About a month ago I wrote about Gagne's Differentiated Model of Giftedness and Talent and the impact of chance on the development of one's gifts into talents.

Today I was reminded of Annie, another student whose life course was changed by chance.

While her parents provided her with tons of enriching experiences, no one in the family was especially interested in music.  Then they moved to a new house with a much larger living room than they'd had before.  With room to spare, they agreed to babysit for a friend’s baby grand piano.  At first it just sat closed in the middle of the room.  But 9-year-old Annie’s curiosity got the better of her and one day she opened the lid and tried a few notes.  The attachment was immediate.  Before long she was spending hours on the piano bench, legs dangling, composing her own surprisingly complicated melodies.  Her parents agreed when she told them it was time for formal instruction!  By middle school she was competing in state music competitions.  By high school she was winning them . . . and a scholarship to the conservatory of music!

Right time + right place + right advocacy = talent development

Sunday, April 1, 2012


A response to the misconception that  
“Teaching gifted kids to self-advocate won’t work because we don’t offer that in our school."

If we don't, we must! It needs to be in the toolkit of every one who comes in contact with gifted children.

The best method is direct instruction in self-advocacy because it is the most efficient, effective, systematic, and continuous way to help students take charge of their own education.
And better yet . . . providing that instruction to a like-ability group of students assures a common knowledge base, peer networking, and a broader understanding of learner diversity. 

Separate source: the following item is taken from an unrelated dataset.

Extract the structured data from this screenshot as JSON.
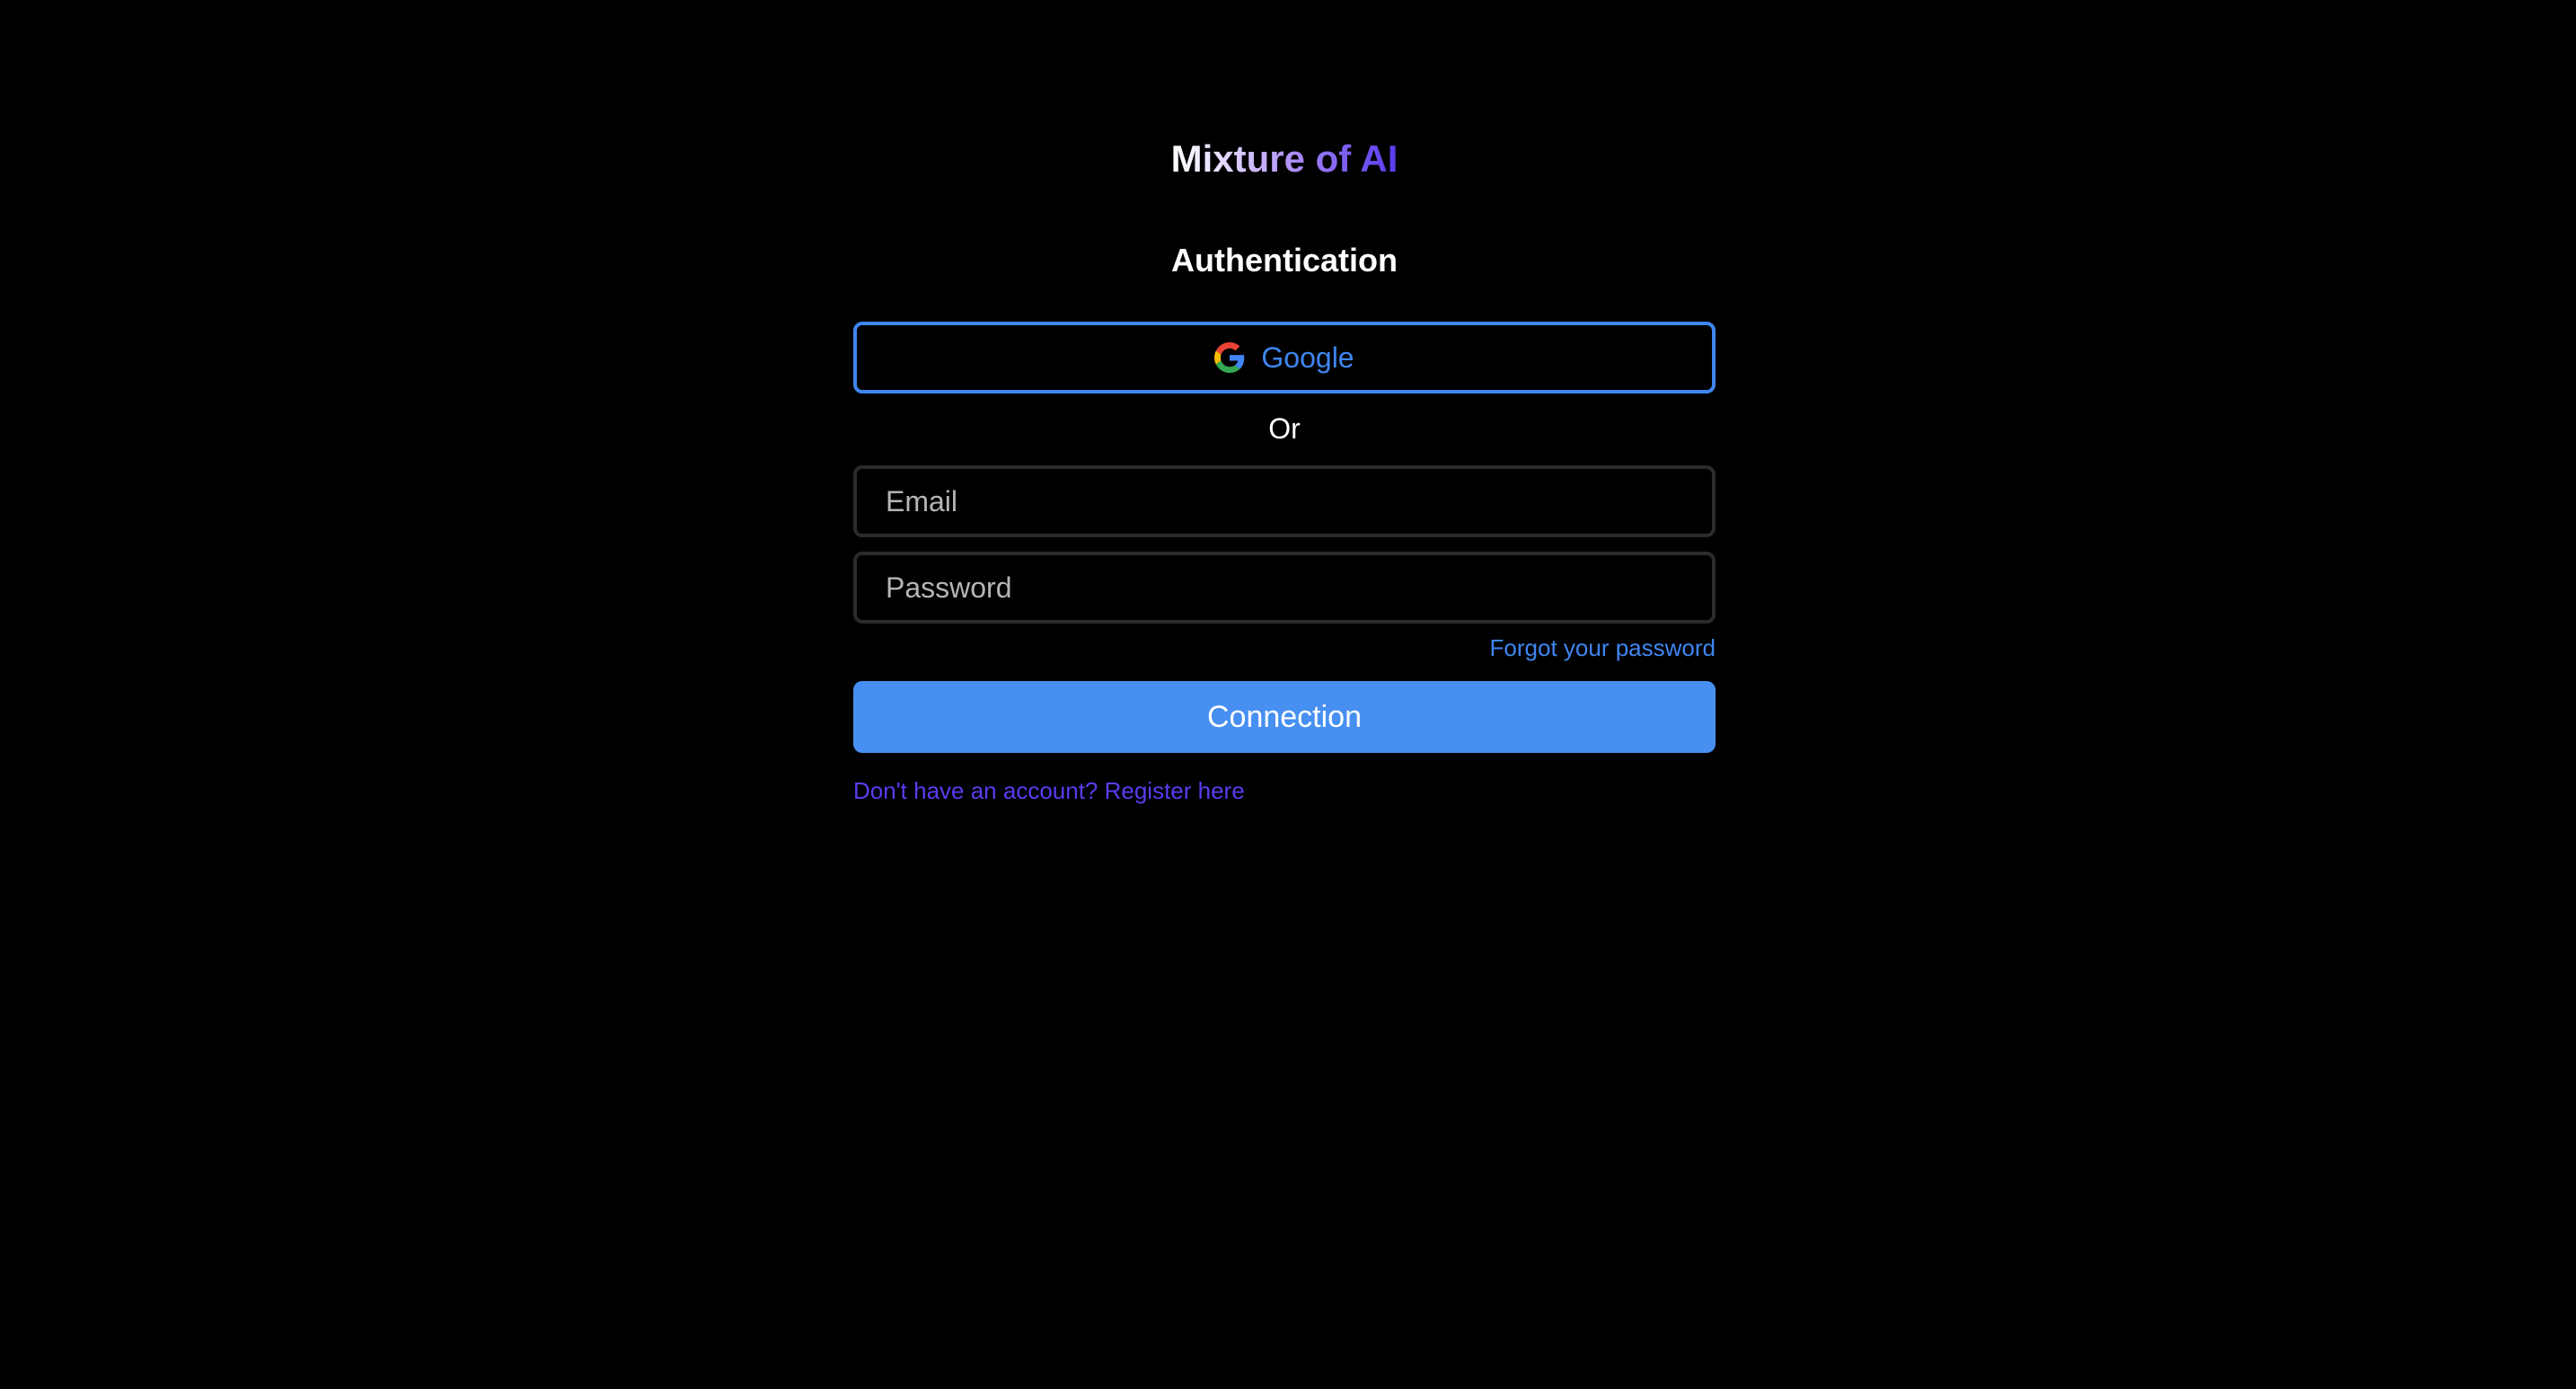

While schools are generally eager to address the needs of other outliers, all too often gifted students do not feel they have permission to ask for what they need. 

As Jim Delisle wrote in Gifted Child Today, 24 (1) 14-15, Winter 2001:
In our rush toward egalitarianism as regards the concept of giftedness, we have lost sight of what should be our primary vision – the gifted child who cries out for attention. 

With our help, the sky is their limit!